Rose et Oak se réjouissent des résultats actuels, les enfants se révélant très intéressés et sensibles aux problèmes environnementaux. Une jeune fille est ainsi rentrée chez elle après le premier camp et a entouré l’arbre qui se trouvait dans son jardin en disant « tu ne devrais pas être ici, tu devrait être dans la forêt »… Mais, insiste Rose, c’est le résultat du travail de toute une équipe : huit anciens enfants des « études de la Nature » sont devenus à leur tour formateurs. De nombreux projets portés par les enfants ont vu le jour dans les provinces, même si Rose a parfois du mal à convaincre parents et professeurs de laisser partir les enfants-élèves cinq semaines par an.

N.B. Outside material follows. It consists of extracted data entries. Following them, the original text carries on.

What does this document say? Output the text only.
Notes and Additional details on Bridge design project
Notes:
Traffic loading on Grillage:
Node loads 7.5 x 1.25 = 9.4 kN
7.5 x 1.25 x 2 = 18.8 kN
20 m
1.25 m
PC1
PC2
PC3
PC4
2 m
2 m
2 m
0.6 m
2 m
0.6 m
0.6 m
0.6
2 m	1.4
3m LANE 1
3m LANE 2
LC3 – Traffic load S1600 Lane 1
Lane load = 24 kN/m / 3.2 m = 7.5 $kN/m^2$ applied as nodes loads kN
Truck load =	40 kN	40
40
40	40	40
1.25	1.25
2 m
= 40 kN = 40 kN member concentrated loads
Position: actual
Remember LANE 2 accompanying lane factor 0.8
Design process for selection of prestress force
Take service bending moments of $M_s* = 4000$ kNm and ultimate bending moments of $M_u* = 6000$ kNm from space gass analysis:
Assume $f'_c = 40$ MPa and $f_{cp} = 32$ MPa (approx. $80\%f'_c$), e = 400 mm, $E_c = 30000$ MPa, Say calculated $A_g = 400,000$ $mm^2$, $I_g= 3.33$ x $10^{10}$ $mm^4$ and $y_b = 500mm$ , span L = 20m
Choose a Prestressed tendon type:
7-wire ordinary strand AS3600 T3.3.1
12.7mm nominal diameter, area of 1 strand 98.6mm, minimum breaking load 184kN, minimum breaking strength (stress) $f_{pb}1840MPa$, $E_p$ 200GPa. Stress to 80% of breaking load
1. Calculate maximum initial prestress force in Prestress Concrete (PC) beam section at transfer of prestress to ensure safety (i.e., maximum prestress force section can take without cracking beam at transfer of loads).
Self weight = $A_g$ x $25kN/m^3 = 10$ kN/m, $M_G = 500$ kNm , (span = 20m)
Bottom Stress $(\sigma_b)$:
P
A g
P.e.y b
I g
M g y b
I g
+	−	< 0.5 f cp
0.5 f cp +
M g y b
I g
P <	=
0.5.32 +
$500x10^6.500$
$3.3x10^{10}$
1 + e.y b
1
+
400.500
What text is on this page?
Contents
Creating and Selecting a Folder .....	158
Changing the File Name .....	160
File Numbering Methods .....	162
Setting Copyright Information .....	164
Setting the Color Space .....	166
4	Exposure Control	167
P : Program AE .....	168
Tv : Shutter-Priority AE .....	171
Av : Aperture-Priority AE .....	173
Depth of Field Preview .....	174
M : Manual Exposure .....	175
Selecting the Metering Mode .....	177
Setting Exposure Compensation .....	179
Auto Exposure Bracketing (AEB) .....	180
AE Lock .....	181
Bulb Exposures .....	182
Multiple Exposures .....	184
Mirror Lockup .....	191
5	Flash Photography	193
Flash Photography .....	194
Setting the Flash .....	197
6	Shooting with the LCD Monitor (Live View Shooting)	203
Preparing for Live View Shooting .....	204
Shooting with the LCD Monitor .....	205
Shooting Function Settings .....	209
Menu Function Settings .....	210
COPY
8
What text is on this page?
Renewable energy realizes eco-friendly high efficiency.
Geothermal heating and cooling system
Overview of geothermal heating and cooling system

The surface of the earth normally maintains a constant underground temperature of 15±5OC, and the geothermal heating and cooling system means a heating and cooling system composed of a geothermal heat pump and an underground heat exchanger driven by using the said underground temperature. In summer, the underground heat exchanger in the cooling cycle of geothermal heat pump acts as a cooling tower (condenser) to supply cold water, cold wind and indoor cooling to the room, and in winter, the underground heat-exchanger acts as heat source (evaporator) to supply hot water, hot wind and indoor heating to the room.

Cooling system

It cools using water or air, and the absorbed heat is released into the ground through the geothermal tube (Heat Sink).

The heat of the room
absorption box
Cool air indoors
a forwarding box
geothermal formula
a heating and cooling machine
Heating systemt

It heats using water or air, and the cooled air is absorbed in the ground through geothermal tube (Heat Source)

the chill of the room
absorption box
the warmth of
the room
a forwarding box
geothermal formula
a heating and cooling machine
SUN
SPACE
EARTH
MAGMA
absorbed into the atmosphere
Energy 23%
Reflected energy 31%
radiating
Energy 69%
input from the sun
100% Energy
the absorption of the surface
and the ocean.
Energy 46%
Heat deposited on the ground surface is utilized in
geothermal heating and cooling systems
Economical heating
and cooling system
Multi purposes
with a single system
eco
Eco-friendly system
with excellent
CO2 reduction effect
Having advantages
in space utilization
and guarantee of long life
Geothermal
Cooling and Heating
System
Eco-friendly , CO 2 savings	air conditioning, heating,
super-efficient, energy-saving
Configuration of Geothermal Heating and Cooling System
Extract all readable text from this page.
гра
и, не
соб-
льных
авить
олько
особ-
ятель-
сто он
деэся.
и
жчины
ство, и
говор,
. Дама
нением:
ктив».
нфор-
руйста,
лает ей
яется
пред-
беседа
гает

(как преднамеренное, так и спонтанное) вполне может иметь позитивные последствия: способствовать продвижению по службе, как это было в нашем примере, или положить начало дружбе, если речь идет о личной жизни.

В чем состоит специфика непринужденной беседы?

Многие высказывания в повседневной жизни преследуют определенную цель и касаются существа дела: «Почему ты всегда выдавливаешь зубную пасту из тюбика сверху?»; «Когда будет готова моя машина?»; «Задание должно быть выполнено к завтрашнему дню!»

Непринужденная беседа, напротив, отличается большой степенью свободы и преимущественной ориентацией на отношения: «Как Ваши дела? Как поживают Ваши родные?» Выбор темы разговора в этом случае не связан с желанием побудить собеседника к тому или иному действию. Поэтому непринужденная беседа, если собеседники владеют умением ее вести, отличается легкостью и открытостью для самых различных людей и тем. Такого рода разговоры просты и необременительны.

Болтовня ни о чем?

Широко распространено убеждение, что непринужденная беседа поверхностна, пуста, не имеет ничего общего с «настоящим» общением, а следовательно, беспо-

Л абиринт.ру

Cela fait 3 ans que Rose et Oak mènent cette expérience et le réseau d’enfants pour la nature s’élargit. Cependant la Fondation rencontre d’importants problèmes de financement. Une chef d’entreprise fait chaque année un don important qui permet de rémunérer les 8 employés de la Fondation. Mais les camps coûtent chers : il faut transporter, loger et nourrir une trentaine de personnes. Rose utilise bien des petits stratagèmes en ayant recours à la solidarité des villageois et en vendant des broderies.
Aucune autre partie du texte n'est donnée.